SAÚDE

Artigo: Saúde começa pela boca

Correio Braziliense
postado em 31/08/2022 06:00
 (crédito: Caio Gomez)
(crédito: Caio Gomez)

ROBERTO SEME CURY - Presidente da Comissão de Odontologia da Federação Nacional de Saúde Suplementar (FenaSaúde) e presidente do Associação Brasileira de Planos Odontológicos (Sinog)

Reconhecidos por sua excelência, os dentistas brasileiros estão entre os melhores do mundo. Três das principais faculdades de odontologia do planeta estão aqui. Além disso, temos um profissional para cada 565 habitantes, numa média de dar inveja no exterior. Na Alemanha, essa proporção é de um para 1.282 pessoas. No Reino Unido, a diferença é ainda maior, com a relação de um para 2.325.

Esses números, porém, mascaram uma triste realidade. O que deveria ser motivo de orgulho e razão para que os brasileiros desfrutassem de uma saúde bucal exemplar é, na verdade, um paradoxo. Nada menos que 20% dos dentistas do mundo estão no Brasil, mas, apesar dessa profusão de profissionais e da qualidade que os torna referência no resto do mundo, 34 milhões de brasileiros com idade acima de 18 anos já perderam 13 dentes ou mais. Pior ainda: outros 14 milhões não têm mais nenhum.

Se fosse uma nação, este país de banguelas teria uma população correspondente às da Argentina e do Uruguai juntas, ou quase o quíntuplo dos 10 milhões de habitantes de Portugal. Esse é um dado aterrador porque a falta de higiene e saúde bucal pode levar ao desenvolvimento de quadros gravíssimos como a endocardite bacteriana, causada por bactérias na boca que entram na circulação sanguínea e chegam ao coração, podendo ser fatal. Se essas bactérias seguirem pelas vias respiratórias, podem provocar pneumonia e artrite reumática. No caso de gestantes, há o risco de o parto ser prematuro devido a doenças periodontais originadas de inflamações nas gengivas.

Não é exagero algum afirmar que a nossa saúde começa pela boca, como diz a sabedoria popular. Um plano odontológico custa, em média, R$ 21,50 ao mês, apenas 5% do preço de um seguro de saúde. Trata-se de um investimento baixo considerando-se os benefícios para o nosso bem-estar, com tratamento constante e regular, evitando o surgimento de males maiores e mais graves.

O brasileiro sabe disso e se esforça para se cuidar. Tanto que, nos últimos 12 meses, as operadoras de planos odontológicos receberam mais 2,4 milhões de novos clientes — quase o dobro do registrado pelos planos de saúde — num universo de 30 milhões de beneficiários. Isso tudo a despeito da crise econômica e graças ao esforço do setor, com ofertas ainda mais acessíveis à população.

Entretanto, os números da realidade são duros. Levando-se em conta que 86% dos brasileiros não têm plano odontológico, podemos imaginar o risco corrido pela nossa população e o aumento da pressão sobre o Sistema Único de Saúde. Não há dúvidas de que a higiene bucal precisa ser tratada dentro de uma política de saúde pública.
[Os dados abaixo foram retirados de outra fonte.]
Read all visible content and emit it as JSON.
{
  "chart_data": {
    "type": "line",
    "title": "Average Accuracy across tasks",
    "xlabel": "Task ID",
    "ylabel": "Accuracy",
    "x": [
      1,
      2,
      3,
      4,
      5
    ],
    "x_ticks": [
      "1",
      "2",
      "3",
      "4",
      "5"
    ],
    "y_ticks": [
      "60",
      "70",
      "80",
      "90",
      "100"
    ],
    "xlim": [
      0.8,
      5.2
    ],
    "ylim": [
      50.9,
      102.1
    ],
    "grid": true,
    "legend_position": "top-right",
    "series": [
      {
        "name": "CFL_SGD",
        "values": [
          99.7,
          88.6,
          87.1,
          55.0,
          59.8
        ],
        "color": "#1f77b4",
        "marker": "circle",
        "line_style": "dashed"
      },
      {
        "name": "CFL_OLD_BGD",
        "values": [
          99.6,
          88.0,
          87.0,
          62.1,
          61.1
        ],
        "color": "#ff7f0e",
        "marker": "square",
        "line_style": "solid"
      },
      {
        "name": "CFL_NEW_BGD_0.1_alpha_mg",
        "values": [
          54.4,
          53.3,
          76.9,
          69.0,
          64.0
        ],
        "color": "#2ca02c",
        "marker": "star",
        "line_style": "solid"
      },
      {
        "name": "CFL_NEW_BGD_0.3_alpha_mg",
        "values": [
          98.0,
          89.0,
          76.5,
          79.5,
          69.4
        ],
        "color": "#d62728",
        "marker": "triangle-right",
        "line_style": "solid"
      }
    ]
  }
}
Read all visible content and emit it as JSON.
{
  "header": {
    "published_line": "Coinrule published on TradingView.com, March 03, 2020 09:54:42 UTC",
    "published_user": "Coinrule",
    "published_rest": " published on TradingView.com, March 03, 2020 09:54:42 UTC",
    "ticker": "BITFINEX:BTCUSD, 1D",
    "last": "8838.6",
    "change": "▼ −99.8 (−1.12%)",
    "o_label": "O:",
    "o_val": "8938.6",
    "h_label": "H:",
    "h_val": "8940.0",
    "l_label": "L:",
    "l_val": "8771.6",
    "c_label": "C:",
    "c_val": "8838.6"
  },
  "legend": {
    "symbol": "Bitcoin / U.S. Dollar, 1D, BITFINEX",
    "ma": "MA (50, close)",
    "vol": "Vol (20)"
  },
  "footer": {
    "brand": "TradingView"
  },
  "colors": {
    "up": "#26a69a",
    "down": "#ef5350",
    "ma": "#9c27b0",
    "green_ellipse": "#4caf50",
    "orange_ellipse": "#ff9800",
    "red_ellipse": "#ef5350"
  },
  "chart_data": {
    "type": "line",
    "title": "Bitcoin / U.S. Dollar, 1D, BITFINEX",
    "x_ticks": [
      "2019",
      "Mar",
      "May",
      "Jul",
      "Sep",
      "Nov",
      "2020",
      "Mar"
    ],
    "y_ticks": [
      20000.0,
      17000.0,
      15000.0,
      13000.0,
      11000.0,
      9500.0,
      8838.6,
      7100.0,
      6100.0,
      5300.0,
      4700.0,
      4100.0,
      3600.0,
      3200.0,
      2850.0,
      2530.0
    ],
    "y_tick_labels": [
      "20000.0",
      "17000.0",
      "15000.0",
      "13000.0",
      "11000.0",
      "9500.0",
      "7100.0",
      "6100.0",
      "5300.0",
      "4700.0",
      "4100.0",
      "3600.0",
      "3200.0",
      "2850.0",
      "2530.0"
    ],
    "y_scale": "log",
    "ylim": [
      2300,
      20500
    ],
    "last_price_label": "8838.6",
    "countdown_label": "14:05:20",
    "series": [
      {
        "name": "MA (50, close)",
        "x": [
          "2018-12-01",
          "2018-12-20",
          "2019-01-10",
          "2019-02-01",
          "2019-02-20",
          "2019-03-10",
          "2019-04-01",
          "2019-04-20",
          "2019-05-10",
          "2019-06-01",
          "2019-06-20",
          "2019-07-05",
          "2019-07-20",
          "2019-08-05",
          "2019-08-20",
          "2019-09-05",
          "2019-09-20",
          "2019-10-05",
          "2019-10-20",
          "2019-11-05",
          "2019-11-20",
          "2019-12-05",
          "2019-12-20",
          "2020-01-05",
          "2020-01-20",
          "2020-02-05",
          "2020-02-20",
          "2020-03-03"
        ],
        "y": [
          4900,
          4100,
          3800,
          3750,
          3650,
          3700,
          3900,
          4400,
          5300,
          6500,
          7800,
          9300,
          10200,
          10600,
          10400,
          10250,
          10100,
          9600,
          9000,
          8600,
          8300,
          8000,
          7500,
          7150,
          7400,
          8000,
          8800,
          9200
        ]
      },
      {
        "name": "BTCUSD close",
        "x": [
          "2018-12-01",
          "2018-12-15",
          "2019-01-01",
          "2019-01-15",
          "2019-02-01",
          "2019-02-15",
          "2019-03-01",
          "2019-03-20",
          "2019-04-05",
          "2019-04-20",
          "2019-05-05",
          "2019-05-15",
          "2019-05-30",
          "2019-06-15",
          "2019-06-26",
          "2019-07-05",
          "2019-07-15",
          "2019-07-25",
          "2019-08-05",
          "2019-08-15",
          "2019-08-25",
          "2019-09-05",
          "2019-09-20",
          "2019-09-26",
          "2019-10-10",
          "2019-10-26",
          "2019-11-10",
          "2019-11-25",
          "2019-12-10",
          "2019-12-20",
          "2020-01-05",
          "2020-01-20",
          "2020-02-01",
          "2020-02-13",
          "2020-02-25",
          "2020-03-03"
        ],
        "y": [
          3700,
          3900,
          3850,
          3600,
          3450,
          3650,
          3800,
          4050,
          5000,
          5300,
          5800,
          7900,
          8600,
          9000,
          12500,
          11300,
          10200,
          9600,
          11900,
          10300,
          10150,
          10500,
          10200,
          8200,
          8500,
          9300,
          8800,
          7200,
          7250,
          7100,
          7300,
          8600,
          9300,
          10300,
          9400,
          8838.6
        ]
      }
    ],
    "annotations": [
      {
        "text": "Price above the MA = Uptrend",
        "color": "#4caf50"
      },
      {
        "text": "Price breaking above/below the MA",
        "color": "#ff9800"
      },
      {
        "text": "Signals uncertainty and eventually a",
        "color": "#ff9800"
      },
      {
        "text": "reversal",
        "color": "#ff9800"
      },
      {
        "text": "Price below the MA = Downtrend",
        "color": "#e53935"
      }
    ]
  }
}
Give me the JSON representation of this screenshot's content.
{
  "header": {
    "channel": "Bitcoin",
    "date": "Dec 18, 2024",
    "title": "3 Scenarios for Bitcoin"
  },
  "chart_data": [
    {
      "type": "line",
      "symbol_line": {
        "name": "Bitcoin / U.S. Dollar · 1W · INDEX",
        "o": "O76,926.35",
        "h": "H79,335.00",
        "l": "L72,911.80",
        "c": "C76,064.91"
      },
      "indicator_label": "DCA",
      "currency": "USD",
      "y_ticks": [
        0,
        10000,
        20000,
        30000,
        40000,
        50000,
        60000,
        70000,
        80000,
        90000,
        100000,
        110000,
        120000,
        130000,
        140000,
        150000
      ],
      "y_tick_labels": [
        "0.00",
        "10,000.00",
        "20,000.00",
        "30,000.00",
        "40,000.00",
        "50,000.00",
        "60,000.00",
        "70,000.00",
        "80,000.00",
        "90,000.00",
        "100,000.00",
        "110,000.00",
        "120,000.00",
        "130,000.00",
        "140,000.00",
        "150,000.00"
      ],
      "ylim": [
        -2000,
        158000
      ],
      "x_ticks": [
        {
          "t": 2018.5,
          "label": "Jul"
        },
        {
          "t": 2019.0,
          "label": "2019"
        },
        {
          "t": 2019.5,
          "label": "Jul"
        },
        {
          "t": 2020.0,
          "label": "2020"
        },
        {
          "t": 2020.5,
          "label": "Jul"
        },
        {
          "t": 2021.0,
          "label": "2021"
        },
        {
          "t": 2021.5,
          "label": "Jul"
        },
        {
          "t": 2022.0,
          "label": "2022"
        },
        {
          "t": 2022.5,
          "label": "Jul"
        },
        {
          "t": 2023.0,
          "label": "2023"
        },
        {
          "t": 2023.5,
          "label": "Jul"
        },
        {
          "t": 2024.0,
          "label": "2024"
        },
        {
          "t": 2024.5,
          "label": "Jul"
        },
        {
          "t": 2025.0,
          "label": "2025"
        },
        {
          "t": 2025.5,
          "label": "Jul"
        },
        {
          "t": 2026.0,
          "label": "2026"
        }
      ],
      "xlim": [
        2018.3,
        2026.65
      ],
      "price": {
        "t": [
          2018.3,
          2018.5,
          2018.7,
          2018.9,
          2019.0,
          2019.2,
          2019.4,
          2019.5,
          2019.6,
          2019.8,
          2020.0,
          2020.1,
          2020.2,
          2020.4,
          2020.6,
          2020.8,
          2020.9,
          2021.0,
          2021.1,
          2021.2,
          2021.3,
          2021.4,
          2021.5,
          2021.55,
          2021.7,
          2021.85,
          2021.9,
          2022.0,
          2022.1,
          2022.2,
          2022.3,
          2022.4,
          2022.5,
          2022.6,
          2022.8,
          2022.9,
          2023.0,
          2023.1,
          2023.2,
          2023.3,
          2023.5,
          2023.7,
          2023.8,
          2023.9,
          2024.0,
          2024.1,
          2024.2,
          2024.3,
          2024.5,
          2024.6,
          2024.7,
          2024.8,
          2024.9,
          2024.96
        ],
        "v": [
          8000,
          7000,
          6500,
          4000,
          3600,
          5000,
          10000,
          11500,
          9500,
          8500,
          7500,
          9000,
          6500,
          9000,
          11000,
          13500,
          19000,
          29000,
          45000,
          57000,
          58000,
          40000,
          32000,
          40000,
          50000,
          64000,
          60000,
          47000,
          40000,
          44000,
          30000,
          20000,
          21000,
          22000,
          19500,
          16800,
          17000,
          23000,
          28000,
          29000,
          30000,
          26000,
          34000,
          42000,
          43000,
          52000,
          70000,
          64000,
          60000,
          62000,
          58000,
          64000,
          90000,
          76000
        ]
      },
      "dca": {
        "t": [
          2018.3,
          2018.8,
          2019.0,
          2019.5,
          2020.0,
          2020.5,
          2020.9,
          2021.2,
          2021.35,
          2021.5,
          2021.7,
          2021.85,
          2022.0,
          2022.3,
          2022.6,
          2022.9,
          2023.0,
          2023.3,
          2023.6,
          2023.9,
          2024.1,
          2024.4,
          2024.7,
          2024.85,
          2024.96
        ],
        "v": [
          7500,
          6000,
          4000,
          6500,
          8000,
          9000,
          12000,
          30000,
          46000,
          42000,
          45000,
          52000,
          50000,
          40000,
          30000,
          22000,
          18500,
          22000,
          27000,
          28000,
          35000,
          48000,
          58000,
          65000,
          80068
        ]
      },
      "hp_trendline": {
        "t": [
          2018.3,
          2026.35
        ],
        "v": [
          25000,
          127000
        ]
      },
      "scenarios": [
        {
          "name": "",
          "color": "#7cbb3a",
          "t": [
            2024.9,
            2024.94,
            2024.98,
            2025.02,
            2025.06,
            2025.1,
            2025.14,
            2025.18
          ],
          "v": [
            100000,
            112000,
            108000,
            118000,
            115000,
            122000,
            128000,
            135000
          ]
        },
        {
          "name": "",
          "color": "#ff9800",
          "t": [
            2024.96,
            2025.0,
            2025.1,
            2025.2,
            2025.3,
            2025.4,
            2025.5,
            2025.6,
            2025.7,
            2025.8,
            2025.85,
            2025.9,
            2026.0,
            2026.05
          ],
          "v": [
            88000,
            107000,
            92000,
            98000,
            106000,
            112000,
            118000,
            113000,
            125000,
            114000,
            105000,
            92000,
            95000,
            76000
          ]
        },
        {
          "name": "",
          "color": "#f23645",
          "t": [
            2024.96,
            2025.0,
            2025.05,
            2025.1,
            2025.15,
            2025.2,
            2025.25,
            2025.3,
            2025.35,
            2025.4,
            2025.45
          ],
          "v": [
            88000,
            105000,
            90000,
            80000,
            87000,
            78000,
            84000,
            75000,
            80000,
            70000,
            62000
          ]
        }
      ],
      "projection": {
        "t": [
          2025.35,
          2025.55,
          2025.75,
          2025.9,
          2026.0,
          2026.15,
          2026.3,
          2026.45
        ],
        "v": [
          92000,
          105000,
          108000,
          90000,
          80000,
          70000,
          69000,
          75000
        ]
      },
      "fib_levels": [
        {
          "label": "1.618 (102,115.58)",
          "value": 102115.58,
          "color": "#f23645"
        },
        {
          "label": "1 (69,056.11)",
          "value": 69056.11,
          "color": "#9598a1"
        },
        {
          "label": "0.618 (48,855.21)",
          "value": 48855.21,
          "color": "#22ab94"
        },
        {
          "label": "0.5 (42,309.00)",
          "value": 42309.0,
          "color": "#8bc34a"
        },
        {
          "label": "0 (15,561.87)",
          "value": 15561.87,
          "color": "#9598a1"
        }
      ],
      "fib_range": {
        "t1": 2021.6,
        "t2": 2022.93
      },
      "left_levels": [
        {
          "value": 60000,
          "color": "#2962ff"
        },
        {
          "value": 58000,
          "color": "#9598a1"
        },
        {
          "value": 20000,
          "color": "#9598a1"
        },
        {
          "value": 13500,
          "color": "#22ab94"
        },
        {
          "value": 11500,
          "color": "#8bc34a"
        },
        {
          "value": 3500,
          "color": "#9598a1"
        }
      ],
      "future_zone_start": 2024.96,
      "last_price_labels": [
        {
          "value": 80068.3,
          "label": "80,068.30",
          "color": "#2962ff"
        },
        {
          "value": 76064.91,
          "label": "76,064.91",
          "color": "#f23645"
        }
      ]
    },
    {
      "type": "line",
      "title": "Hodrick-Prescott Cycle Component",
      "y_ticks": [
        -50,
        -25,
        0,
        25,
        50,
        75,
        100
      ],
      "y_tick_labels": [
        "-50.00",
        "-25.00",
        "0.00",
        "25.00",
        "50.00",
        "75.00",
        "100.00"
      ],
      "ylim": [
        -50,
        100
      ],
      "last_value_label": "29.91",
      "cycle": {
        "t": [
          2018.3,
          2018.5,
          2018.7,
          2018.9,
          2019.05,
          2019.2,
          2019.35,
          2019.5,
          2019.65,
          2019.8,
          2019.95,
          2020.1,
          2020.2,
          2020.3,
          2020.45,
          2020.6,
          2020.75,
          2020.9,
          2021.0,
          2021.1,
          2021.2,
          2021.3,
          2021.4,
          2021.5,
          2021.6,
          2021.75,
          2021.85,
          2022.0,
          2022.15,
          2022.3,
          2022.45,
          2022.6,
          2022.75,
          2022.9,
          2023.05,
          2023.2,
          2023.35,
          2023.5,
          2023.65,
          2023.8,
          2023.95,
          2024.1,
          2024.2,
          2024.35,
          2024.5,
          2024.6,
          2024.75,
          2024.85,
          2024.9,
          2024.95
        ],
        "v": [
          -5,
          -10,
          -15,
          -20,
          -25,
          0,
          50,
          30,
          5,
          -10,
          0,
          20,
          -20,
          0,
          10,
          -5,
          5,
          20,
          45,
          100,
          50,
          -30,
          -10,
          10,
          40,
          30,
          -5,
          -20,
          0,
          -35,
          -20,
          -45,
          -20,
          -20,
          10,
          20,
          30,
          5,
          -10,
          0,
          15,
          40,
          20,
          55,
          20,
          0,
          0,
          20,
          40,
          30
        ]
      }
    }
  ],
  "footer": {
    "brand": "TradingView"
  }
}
A gravidade do problema exige ações coordenadas com todos os atores envolvidos — dentistas, operadoras de planos odontológicos e de saúde, sociedade civil e o Estado — para alertar e conscientizar a população sobre os males que podem surgir a partir da falta de cuidados com a higiene bucal. O calendário comporta o Dia Nacional da Saúde Bucal, em 25 de outubro, instituído por lei há 20 anos. Entretanto, a Lei 10.465 limitou-se a criar a data no próprio Dia do Dentista, sem previsão alguma de ações específicas.

Nesse contexto, vemos a importância de campanhas socioeducativas como o Julho Neon, em que as operadoras de planos odontológicos empreendem ações voltadas para os cuidados com a nossa boca, despertando e ampliando a conscientização da sociedade e do Estado.

Nunca é demais repetir: um em cada cinco dentistas do mundo todo estão no Brasil. Temos todos os recursos necessários para vencermos esse desafio. Medidas simples como facilitação ao acesso a itens básicos como escovas e cremes dentais — que poderiam contar com isenção de impostos — aliadas a campanhas em escolas, associações comunitárias e unidades de saúde podem ser fundamentais para evitarmos o agravamento da já tão debilitada saúde pública no Brasil e, quem sabe, possamos em breve resgatar o bem mais precioso do nosso povo, o sorriso.